James Gunn is the director of Guardians of the Galaxy. He was slated to not only fill out the rest of that series but perhaps take over the entire Marvel franchise after the final Avengers film. Now he’s out of a job over decade-old disgusting tweets regarding rape, monkeys ejaculating on children, and similarly horrifying material. The tweets are purely loathsome.
That doesn’t mean he should have lost his job at Disney. Gunn says that his tweets were “outrageous and taboo,” adding, “As I have discussed publicly many times, as I’ve developed as a person, so has my work and my humor.” If everyone in Hollywood lost their jobs for saying loathsome things, there would be a lot of people in Hollywood about to lose their jobs (virtually every major comedian, for starters).
With that said, there are really two questions we need to unpack here. First, should Disney have fired Gunn? Second, were people right to call for Gunn’s head?
As to the first question, we need to examine a few factors: How much did Disney know about those prior activities before firing him? And how much did Gunn’s prior activities impact the current project? Now, Gunn had worked for years on Troma Entertainment, where he made “schlock” complete with disgusting jokes like Tromeo and Juliet. (Some of those jokes find their way into the first Guardians of the Galaxy film – e.g. the reference to Star-Lord’s ship being covered in semen.) So Disney knew about a lot of this when they hired him in the first place; there were news stories about his past years ago, and he apologized for such jokes in 2012. If he had tweeted out new monkey masturbation jokes today, Disney would have great cause to fire him. As to his repulsive old tweets hurting the current project, Gunn is a director and writer, not a mainline actor, so the answer would be nearly zero. How many directors are currently working who have done far worse than Gunn, with no impact to the bottom line?

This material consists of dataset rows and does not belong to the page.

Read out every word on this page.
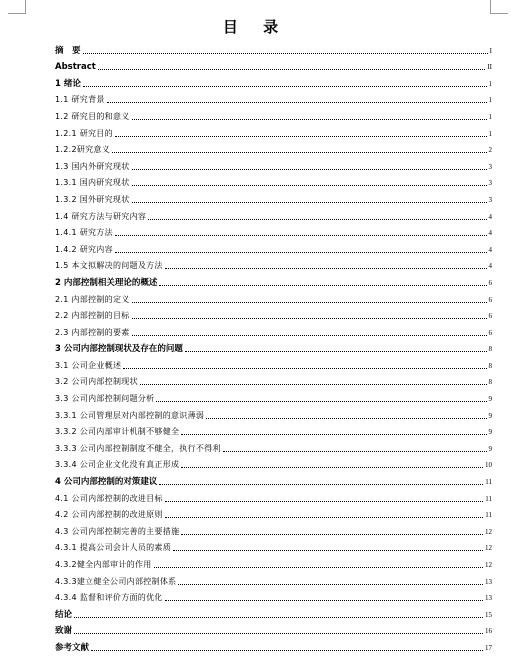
目 录
摘　要	I
Abstract	II
1 绪论	1
1.1 研究背景	1
1.2 研究目的和意义	1
1.2.1 研究目的	1
1.2.2研究意义	2
1.3 国内外研究现状	3
1.3.1 国内研究现状	3
1.3.2 国外研究现状	3
1.4 研究方法与研究内容	4
1.4.1 研究方法	4
1.4.2 研究内容	4
1.5 本文拟解决的问题及方法	4
2 内部控制相关理论的概述	6
2.1 内部控制的定义	6
2.2 内部控制的目标	6
2.3 内部控制的要素	6
3 公司内部控制现状及存在的问题	8
3.1 公司企业概述	8
3.2 公司内部控制现状	8
3.3 公司内部控制问题分析	9
3.3.1 公司管理层对内部控制的意识薄弱	9
3.3.2 公司内部审计机制不够健全	9
3.3.3 公司内部控制制度不健全，执行不得利	9
3.3.4 公司企业文化没有真正形成	10
4 公司内部控制的对策建议	11
4.1 公司内部控制的改进目标	11
4.2 公司内部控制的改进原则	11
4.3 公司内部控制完善的主要措施	12
4.3.1 提高公司会计人员的素质	12
4.3.2健全内部审计的作用	12
4.3.3建立健全公司内部控制体系	13
4.3.4 监督和评价方面的优化	13
结论	15
致谢	16
参考文献	17
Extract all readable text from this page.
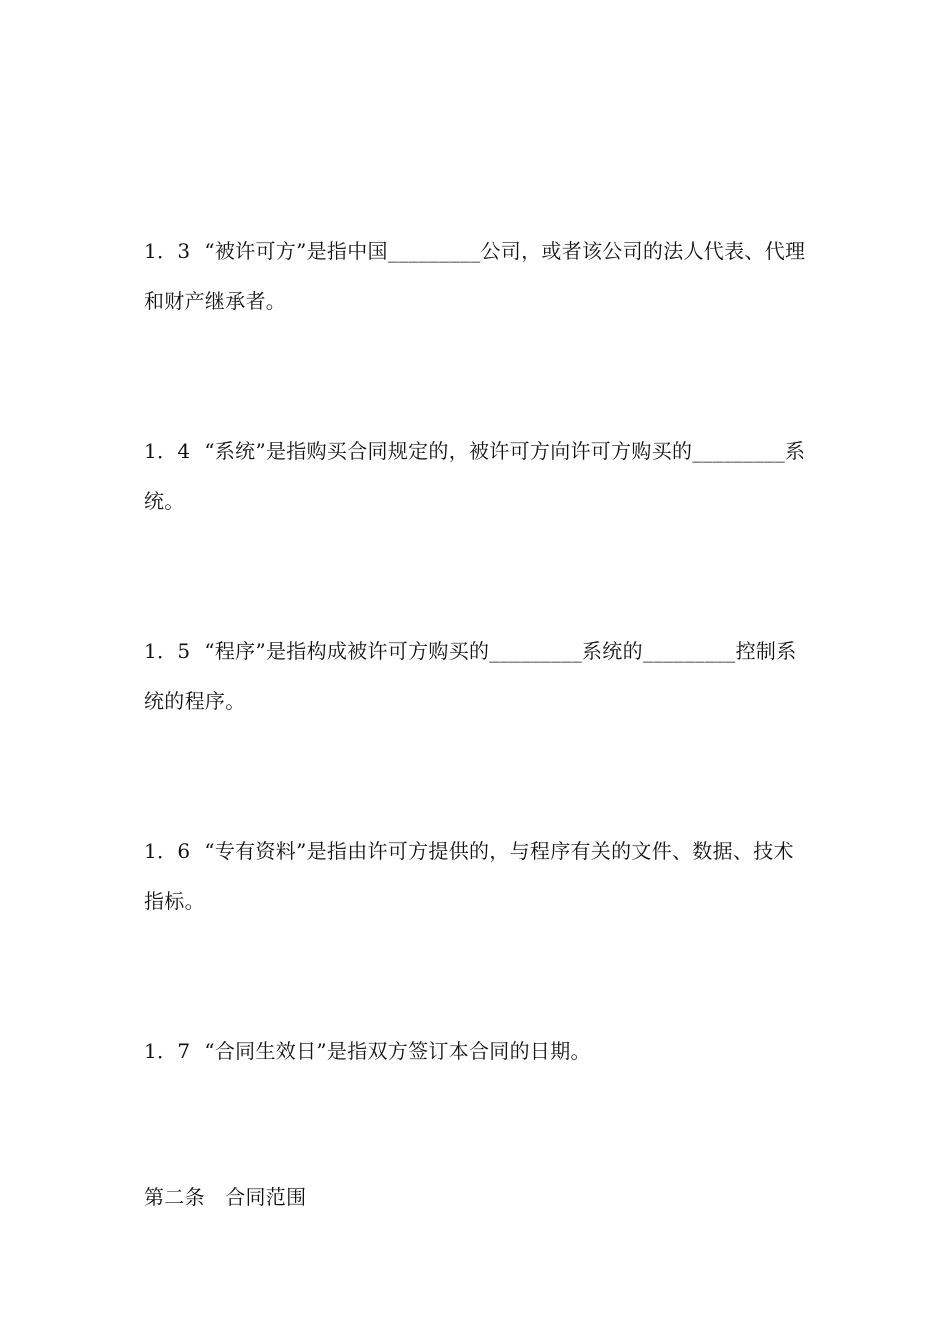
1．3 “被许可方”是指中国_________公司，或者该公司的法人代表、代理和财产继承者。

1．4 “系统”是指购买合同规定的，被许可方向许可方购买的_________系统。

1．5 “程序”是指构成被许可方购买的_________系统的_________控制系统的程序。

1．6 “专有资料”是指由许可方提供的，与程序有关的文件、数据、技术指标。

1．7 “合同生效日”是指双方签订本合同的日期。

第二条　合同范围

Contrast the situation with Roseanne. Roseanne was a well-known crazy person for decades before ABC hired her. ABC firing Roseanne for old tweets would have been ridiculous and inappropriate. But Roseanne also played herself in the series, so when she made a new racist reference about Valerie Jarrett, her persona was inseparable from her character. Roseanne was Roseanne. That was my argument for why ABC wasn’t wrong to dump her.
This brings us to the second question: were people wrong to call for Gunn’s head?

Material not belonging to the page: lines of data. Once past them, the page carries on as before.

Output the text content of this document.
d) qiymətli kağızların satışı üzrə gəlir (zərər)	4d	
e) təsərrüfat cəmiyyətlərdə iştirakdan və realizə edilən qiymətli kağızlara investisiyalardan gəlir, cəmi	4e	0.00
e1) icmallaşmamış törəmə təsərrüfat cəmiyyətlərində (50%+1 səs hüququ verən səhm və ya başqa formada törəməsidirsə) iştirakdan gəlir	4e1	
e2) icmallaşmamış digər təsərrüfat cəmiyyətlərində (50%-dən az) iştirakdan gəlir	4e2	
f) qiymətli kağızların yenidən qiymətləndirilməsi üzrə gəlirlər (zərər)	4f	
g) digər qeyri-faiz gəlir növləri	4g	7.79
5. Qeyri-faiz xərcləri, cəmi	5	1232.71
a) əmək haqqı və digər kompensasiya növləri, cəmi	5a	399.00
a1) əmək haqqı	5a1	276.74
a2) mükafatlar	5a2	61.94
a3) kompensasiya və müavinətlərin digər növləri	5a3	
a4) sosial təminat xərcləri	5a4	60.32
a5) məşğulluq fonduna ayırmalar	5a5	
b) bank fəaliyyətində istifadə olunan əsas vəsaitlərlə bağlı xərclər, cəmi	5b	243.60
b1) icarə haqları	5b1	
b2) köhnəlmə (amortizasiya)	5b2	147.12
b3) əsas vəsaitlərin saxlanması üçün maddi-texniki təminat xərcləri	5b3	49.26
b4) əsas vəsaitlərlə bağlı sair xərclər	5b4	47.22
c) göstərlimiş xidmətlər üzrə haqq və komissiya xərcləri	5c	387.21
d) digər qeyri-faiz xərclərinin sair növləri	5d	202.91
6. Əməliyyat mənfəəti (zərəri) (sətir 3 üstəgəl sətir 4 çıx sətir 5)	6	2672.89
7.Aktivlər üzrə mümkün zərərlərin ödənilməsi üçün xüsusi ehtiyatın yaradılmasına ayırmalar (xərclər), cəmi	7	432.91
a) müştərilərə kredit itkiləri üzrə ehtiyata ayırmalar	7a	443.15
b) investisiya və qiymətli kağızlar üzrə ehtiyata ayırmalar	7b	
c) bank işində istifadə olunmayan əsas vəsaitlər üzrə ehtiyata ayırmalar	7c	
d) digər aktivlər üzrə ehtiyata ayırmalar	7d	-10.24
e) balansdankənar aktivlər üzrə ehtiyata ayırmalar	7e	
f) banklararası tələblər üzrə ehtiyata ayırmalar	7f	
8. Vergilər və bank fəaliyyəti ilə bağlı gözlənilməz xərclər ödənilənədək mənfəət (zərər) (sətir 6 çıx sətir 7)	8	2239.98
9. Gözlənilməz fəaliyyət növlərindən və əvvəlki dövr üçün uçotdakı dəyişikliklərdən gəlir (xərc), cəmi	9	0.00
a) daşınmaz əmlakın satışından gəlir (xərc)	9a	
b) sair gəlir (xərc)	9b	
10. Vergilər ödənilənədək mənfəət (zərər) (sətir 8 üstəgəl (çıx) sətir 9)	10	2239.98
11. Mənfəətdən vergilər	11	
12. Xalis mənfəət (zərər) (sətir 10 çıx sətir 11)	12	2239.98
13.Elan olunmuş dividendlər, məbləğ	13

Here, I think the question is slightly complex. In a vacuum, the answer would be yes – trying to get people fired based on perspectives that don’t actually impact their work is presenting a more and more serious problem for society at large.

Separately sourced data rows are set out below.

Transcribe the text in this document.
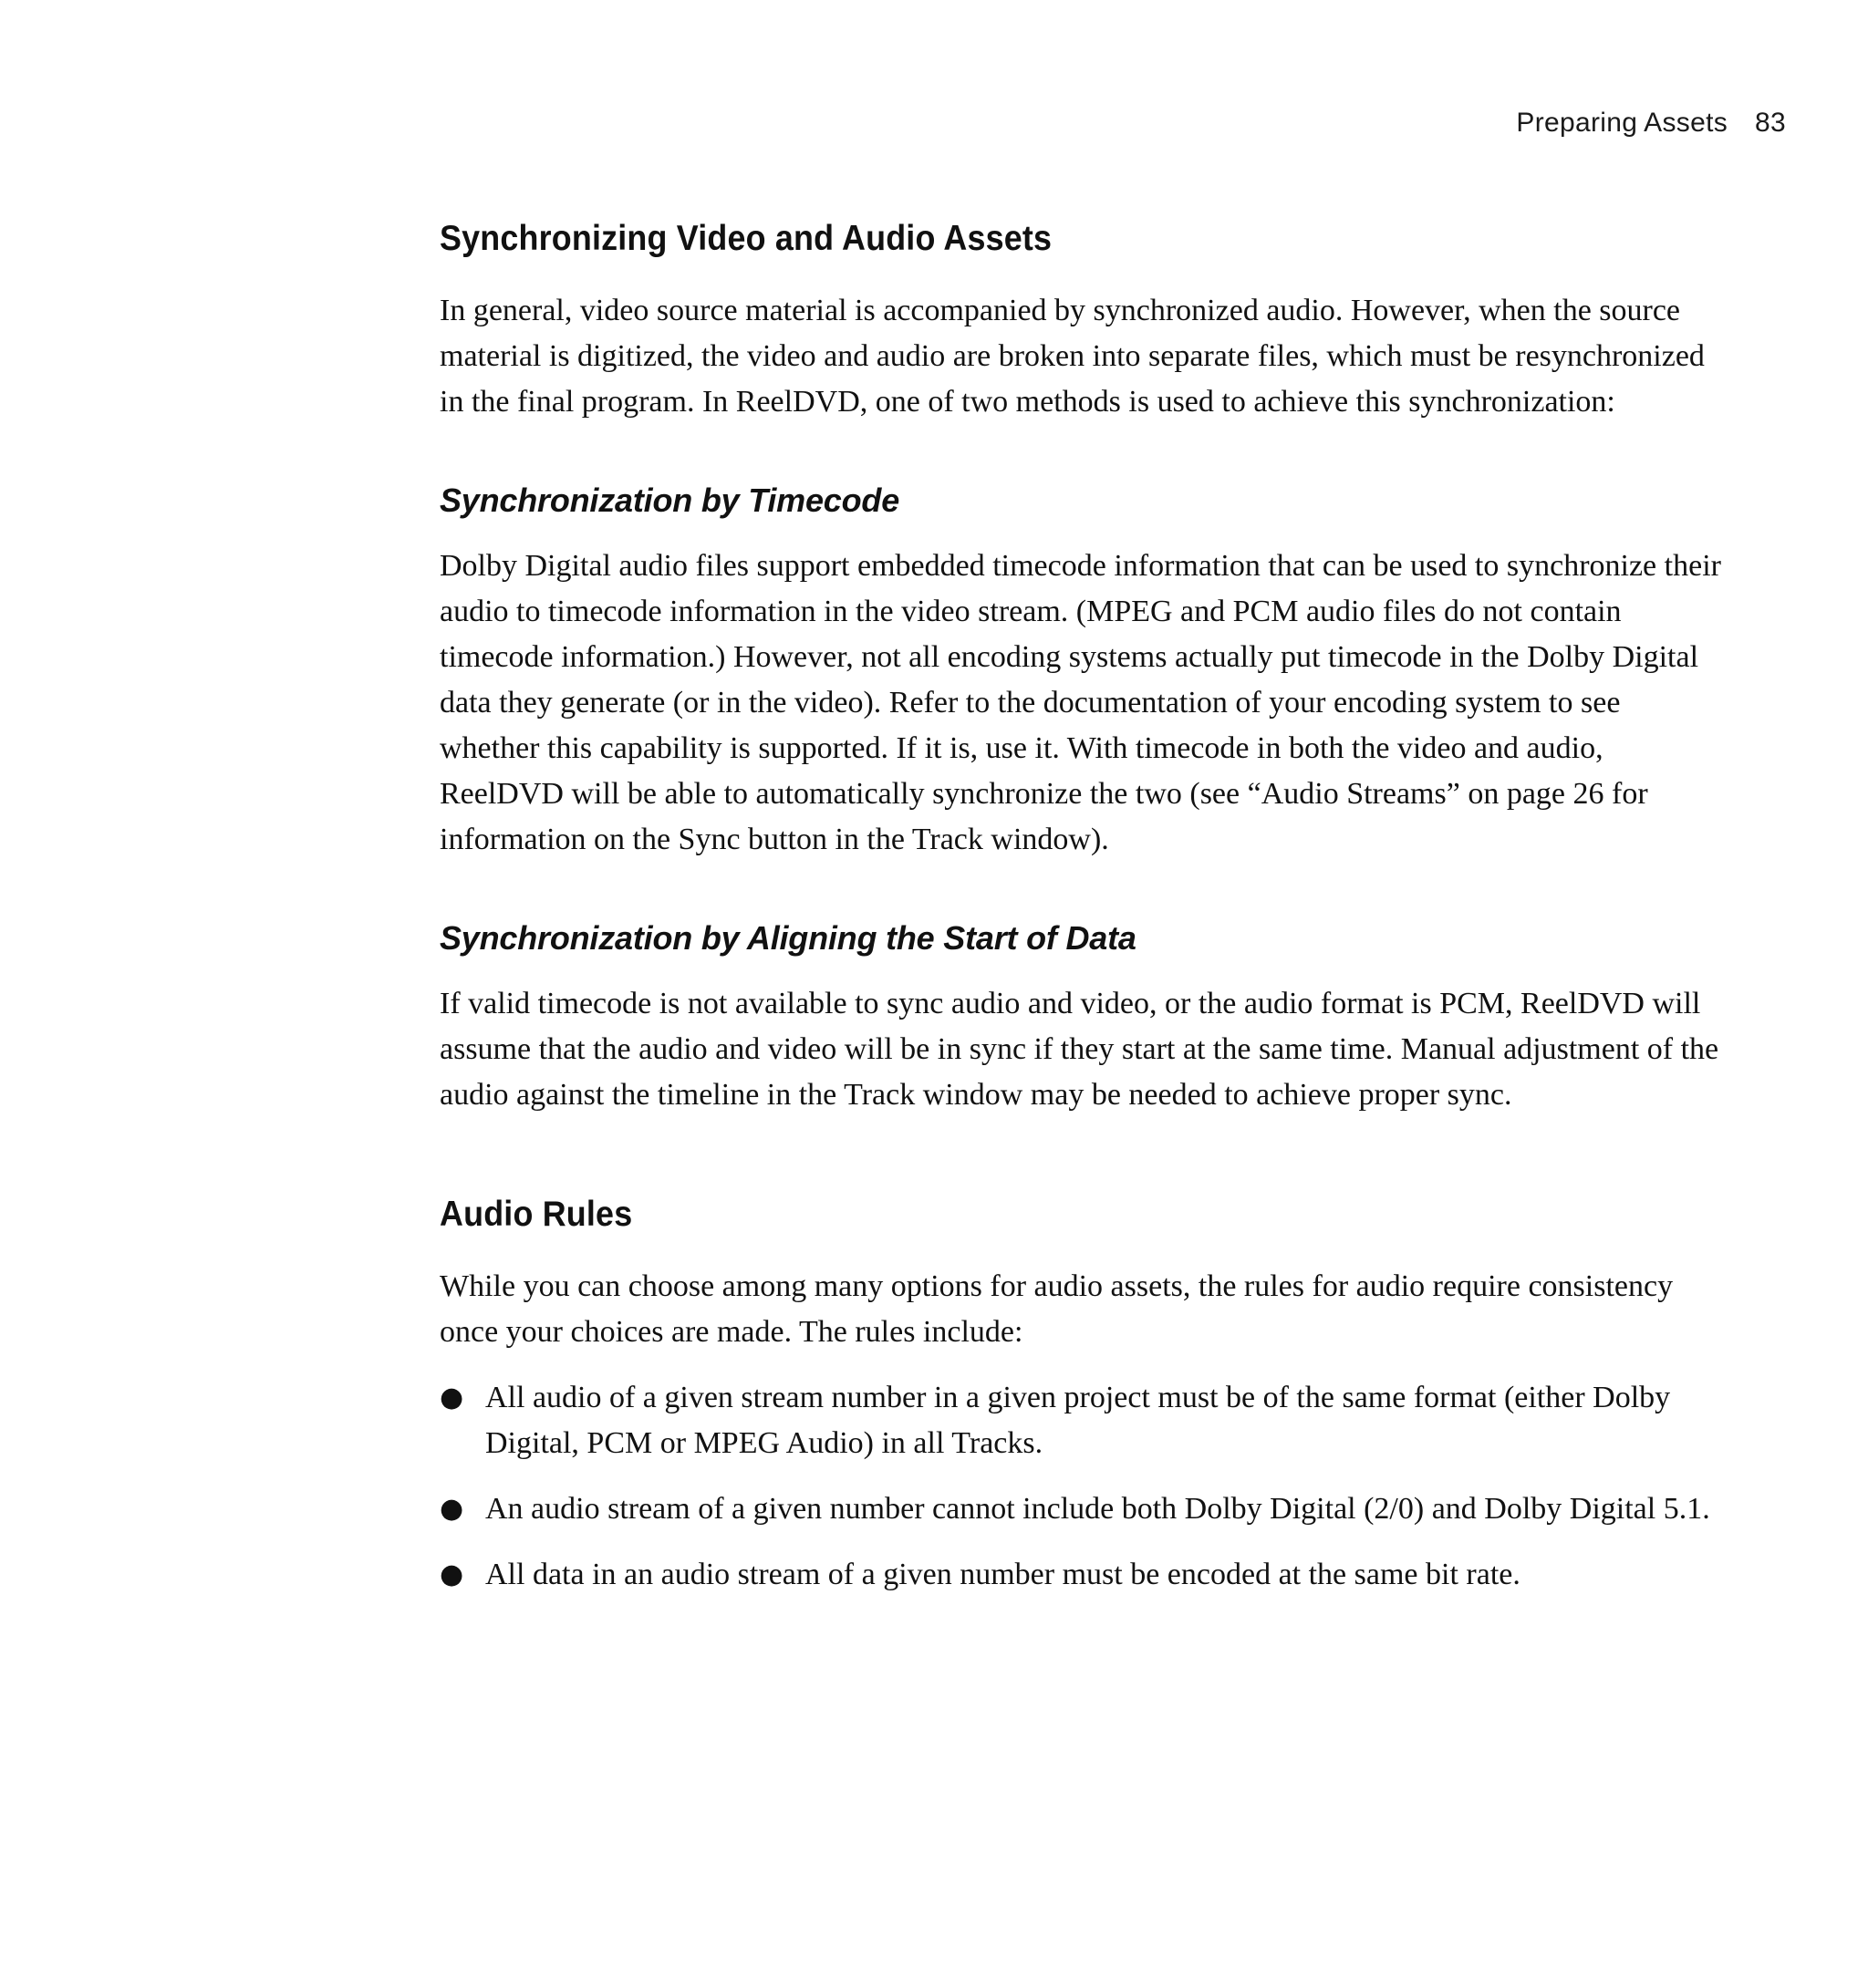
Preparing Assets 83
Synchronizing Video and Audio Assets

In general, video source material is accompanied by synchronized audio. However, when the source material is digitized, the video and audio are broken into separate files, which must be resynchronized in the final program. In ReelDVD, one of two methods is used to achieve this synchronization:

Synchronization by Timecode

Dolby Digital audio files support embedded timecode information that can be used to synchronize their audio to timecode information in the video stream. (MPEG and PCM audio files do not contain timecode information.) However, not all encoding systems actually put timecode in the Dolby Digital data they generate (or in the video). Refer to the documentation of your encoding system to see whether this capability is supported. If it is, use it. With timecode in both the video and audio, ReelDVD will be able to automatically synchronize the two (see “Audio Streams” on page 26 for information on the Sync button in the Track window).

Synchronization by Aligning the Start of Data

If valid timecode is not available to sync audio and video, or the audio format is PCM, ReelDVD will assume that the audio and video will be in sync if they start at the same time. Manual adjustment of the audio against the timeline in the Track window may be needed to achieve proper sync.

Audio Rules

While you can choose among many options for audio assets, the rules for audio require consistency once your choices are made. The rules include:

● All audio of a given stream number in a given project must be of the same format (either Dolby Digital, PCM or MPEG Audio) in all Tracks.
● An audio stream of a given number cannot include both Dolby Digital (2/0) and Dolby Digital 5.1.
● All data in an audio stream of a given number must be encoded at the same bit rate.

But we’re not in a vacuum. We’re living in a highly contentious time where the Left routinely attempts to destroy lives by pointing out politically “unpalatable” past statements (see, e.g., Bari Weiss, Kevin Williamson, or me – any person or position the Left dislikes results in the Left’s attempt to end a career).
And this is where it’s important for those who were calling for Gunn’s head to be clear about why they were doing so. There is a decent reason to enforce the Left’s rules against members of the Left: mutually assured destruction. If the Left wants to play this game, then the Right will also play this game. The Left cannot live without fear of consequences for trying to destroy anyone they dislike through sheer mob outrage.
I do fear, however, that everyone is falling in love with the mob mentality, and that if one side disarms, the other side will merely run roughshod over them. Everyone is far too gleeful about scalps these days. That bespeaks a country full of folks interested in first use of rhetorical nuclear weaponry rather than a country full of people who would like, in the end, to go back to their daily business without having to worry about ending other people’s careers.
Without a limiting principle, the outrage machine will simply destroy us all.